Each is growing faster than the average spend at Sainsbury and, in value terms, has been as high as £14 above Sainsbury’s figure in the past four weeks.
Safeway’s market share has dropped to 8.5% in the 12 weeks to May 15 compared with 9.8% a year ago and the most recent penetration figure has fallen to 23.5% of shoppers visiting every four weeks compared with 25.1% last year.
At Morrisons’ recent agm, the company recognised that eight weeks of ownership was not enough to produce a sales uplift. One reason could be the immense scale of the changes that must be implemented progressively over a number of months. There are more than 10,000 item reductions across the chain.
Another reason could be that the full impact on trolley spend will only be seen when the first real conversions happen later this year, bringing the complete Morrisons’ proposition to new locations.

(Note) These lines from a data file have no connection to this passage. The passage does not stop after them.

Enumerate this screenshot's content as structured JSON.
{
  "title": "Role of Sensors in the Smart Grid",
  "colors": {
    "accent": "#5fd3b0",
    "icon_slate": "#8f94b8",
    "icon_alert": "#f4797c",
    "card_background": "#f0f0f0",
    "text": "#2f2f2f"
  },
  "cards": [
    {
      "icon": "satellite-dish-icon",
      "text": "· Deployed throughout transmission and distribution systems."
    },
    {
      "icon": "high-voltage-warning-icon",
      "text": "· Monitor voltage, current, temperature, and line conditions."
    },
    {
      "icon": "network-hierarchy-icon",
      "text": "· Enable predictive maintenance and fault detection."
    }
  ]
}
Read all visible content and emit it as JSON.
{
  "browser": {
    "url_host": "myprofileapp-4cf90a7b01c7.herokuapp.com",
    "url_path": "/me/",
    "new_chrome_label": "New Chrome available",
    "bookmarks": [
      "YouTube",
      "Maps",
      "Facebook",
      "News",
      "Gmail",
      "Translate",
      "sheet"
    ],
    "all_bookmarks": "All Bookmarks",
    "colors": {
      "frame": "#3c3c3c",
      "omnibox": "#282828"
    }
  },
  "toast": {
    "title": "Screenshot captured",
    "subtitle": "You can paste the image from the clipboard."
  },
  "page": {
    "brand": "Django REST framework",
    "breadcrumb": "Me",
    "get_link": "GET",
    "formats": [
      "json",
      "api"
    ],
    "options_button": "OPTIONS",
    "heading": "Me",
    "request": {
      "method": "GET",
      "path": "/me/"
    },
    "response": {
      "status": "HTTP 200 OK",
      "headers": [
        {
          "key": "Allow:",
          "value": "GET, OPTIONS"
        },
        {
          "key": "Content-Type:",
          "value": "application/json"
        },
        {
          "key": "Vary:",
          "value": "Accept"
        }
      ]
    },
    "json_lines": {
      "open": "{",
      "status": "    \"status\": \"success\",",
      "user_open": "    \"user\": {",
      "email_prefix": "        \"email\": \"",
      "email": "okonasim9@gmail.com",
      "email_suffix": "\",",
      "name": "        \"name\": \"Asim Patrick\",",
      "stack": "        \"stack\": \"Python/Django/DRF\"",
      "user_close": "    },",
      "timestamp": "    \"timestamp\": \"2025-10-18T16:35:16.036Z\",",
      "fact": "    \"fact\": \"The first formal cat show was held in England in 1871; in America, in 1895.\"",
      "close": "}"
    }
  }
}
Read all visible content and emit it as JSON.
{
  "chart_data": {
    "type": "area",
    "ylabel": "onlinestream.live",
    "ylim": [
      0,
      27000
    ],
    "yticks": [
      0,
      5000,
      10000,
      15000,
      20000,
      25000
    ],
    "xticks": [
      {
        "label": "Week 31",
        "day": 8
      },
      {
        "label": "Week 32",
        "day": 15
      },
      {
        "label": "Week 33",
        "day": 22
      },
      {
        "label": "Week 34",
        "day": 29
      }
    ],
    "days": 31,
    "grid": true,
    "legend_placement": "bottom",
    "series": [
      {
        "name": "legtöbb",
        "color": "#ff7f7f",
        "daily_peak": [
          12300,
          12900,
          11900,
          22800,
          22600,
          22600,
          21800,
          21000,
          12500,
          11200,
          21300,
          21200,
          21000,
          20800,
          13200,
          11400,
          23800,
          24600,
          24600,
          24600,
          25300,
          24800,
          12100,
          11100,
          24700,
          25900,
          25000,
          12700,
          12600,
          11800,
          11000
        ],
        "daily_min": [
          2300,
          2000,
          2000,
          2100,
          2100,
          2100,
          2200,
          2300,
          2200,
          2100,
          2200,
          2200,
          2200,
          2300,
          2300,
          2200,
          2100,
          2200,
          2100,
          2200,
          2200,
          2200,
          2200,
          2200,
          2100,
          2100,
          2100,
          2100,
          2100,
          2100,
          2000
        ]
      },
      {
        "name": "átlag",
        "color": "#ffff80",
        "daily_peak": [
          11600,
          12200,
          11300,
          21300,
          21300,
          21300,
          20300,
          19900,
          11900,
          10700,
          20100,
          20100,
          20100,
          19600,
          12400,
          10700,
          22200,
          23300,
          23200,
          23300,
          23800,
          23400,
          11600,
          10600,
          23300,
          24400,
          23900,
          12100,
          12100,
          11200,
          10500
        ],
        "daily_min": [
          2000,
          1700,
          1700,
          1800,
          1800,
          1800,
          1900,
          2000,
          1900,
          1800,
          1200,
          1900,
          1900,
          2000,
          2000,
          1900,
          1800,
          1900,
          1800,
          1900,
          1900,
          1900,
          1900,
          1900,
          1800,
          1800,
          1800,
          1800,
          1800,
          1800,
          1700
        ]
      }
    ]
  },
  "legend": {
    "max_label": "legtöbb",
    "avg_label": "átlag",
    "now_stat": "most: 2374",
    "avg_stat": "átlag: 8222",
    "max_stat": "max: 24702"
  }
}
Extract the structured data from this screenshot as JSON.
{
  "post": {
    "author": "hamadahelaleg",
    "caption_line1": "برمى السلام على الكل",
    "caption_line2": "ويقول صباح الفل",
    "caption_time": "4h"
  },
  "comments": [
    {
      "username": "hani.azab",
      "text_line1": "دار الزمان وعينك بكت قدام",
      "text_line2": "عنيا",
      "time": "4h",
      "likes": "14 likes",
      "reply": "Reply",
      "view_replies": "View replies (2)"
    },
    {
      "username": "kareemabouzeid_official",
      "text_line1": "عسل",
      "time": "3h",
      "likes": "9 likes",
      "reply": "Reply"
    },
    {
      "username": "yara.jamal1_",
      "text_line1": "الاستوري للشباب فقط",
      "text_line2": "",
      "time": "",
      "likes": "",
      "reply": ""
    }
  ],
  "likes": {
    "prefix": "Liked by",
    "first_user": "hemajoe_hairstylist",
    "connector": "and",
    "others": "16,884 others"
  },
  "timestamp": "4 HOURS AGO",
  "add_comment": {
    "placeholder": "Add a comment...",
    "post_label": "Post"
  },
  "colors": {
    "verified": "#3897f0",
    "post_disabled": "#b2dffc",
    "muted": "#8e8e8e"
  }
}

While the top four supermarkets dominate out of town shopping, the market leader in convenience retailing continues to grow sales and profit. The co-operative movement has announced its biggest trading improvement since the 1960s and, on the Homescan Total Till measure, the 42 consumer-owned co-operative societies show a combined market share of 6.6%. This is a drop of 0.3% in the past 12 months as the multiples roll out convenience formats.
A quarter of all households in the UK regularly use a Co-op store for food shopping and Mike Watkins, manager of retailer services at ACNielsen, says: “The strength of the co-operative retailers is their understanding of the local community and the needs of high street shoppers seeking a wider grocery range alongside a contemporary fresh foods offer…something Tesco also recognises in the recent Express conversions”.
He goes on to say: “With more than a third of visits to the Co-op producing a basket spend of between £5 and £15, there is a lot of scope for the Co-operative Group in particular to be the retailer of choice for top-up.”
Increasing shopper penetration and average spend remains a challenge for all retailers in the £100bn a year market.